2. **Text Extraction Using OCR**: Extract the text using **Pytesseract**.
3. **Element Identification**:
- Use **Regex** for structured elements (phone numbers, emails, websites).
- Use **Keyword Matching** and **Position Analysis** for determining names, job titles, and addresses.
- Consider integrating **spaCy** for NER to better classify text elements.
4. **Iterative Refinement**: Manually validate a set of business cards to refine your extraction rules and improve your accuracy over time.

business_card_ocr/:
• This is the main package of your project containing the application code.
• ocr_app.py: The main script to run the OCR process.
• preprocessing.py: Contains preprocessing-related functions, such as image enhancement and HEIC-to-JPEG conversion.
• extraction.py: Contains functions for text extraction, parsing contact details, etc.
• utils.py: Utility functions for file handling, logging, etc.
models/:
• Store the pre-trained EAST text detection model and any other machine learning models you might use.
input/:
• This folder contains all input images (e.g., HEIC files) that need to be processed.
cards/:
• This folder contains the converted JPEG images from the input folder and the processed output images.
tests/:
• Contains unit tests to ensure your code works as expected.

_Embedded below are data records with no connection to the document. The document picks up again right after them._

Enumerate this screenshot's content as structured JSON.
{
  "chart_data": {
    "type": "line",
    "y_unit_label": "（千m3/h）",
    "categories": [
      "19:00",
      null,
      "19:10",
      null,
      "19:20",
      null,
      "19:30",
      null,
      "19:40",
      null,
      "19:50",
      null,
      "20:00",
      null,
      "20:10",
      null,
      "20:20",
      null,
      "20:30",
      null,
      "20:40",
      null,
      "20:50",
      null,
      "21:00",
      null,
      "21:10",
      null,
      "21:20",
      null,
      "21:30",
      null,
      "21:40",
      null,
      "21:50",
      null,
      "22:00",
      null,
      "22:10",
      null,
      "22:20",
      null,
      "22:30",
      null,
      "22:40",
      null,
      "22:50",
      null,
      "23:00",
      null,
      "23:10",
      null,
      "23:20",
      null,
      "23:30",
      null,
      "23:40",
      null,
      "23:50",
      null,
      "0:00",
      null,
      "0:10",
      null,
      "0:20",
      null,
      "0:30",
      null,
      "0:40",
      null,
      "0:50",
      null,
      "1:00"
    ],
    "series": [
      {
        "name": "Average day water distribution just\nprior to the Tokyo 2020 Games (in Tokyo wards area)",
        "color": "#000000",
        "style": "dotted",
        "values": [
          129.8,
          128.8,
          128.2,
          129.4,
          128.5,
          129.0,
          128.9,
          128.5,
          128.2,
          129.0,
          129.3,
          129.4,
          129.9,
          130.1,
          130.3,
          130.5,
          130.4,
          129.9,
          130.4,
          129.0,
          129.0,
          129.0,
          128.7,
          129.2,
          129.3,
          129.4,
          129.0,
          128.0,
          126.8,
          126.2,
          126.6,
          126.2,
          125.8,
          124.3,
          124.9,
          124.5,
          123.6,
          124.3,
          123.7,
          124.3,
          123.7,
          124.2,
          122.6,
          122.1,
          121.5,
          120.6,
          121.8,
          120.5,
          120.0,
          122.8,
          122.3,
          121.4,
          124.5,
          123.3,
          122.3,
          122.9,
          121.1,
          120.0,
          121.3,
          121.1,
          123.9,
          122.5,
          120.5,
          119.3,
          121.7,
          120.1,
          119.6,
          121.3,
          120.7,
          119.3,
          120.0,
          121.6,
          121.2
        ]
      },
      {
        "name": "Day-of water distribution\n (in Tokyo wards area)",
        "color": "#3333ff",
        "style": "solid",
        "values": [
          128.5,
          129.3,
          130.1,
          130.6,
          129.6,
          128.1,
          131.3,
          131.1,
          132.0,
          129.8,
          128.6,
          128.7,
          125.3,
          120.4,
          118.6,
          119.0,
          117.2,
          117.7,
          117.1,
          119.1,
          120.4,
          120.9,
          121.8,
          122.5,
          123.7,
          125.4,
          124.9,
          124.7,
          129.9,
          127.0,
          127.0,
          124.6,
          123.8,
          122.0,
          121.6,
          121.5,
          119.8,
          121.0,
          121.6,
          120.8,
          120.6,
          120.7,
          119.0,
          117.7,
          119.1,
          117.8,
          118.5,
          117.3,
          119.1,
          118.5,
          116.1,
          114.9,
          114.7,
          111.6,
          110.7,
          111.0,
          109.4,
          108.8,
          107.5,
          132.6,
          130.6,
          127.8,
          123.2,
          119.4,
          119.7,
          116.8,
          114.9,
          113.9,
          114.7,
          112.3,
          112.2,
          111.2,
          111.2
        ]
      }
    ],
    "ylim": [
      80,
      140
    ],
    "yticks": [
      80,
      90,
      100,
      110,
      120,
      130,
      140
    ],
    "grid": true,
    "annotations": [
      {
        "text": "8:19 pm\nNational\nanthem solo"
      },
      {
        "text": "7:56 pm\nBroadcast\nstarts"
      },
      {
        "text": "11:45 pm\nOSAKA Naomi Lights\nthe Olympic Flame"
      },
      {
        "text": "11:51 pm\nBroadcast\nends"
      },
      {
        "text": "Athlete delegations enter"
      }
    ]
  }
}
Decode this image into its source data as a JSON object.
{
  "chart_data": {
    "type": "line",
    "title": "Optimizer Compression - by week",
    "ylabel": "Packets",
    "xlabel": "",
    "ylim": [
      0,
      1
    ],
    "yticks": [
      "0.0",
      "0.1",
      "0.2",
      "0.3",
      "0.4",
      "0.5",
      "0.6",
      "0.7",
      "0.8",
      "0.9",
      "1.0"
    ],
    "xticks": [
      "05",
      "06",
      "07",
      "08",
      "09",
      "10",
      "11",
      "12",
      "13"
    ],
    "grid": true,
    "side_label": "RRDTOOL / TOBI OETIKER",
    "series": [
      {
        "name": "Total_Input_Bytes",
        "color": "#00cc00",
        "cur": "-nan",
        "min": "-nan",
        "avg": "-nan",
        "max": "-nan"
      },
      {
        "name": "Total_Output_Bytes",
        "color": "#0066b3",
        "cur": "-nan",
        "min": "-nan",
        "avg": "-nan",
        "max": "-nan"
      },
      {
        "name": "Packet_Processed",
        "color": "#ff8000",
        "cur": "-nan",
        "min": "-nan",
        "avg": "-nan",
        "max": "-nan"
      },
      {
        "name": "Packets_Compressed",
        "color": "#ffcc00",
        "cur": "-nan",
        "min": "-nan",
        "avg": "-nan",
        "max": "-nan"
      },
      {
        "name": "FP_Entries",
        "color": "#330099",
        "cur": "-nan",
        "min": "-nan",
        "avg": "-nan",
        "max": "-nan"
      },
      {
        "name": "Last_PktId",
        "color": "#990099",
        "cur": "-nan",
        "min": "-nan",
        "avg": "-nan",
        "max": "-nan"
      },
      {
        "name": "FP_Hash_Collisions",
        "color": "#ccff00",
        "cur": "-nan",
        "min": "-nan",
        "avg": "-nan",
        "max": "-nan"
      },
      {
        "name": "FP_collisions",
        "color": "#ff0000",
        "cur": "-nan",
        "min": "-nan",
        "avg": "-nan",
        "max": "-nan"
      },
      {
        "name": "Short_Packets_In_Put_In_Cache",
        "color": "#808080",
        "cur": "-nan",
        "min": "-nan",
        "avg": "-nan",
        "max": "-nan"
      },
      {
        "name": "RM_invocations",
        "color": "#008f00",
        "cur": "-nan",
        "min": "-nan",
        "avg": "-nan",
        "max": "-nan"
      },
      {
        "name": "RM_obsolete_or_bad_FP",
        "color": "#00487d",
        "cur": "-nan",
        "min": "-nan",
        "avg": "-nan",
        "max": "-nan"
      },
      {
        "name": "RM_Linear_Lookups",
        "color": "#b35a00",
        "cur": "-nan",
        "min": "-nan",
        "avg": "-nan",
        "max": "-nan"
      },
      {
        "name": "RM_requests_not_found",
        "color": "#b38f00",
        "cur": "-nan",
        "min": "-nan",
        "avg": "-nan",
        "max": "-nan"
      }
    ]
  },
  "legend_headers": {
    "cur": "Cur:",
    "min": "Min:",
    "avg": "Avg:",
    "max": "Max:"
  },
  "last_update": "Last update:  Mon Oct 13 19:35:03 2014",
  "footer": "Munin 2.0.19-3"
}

• test_preprocessing.py and test_extraction.py can contain test cases for validating preprocessing and text extraction functions, respectively.
pyproject.toml:
• Poetry configuration file that contains project metadata, dependencies, and other settings.
poetry.lock:
• Stores the locked versions of the dependencies to ensure reproducibility.
README.md:
• Documentation file that describes the project, how to set it up, and how to run it.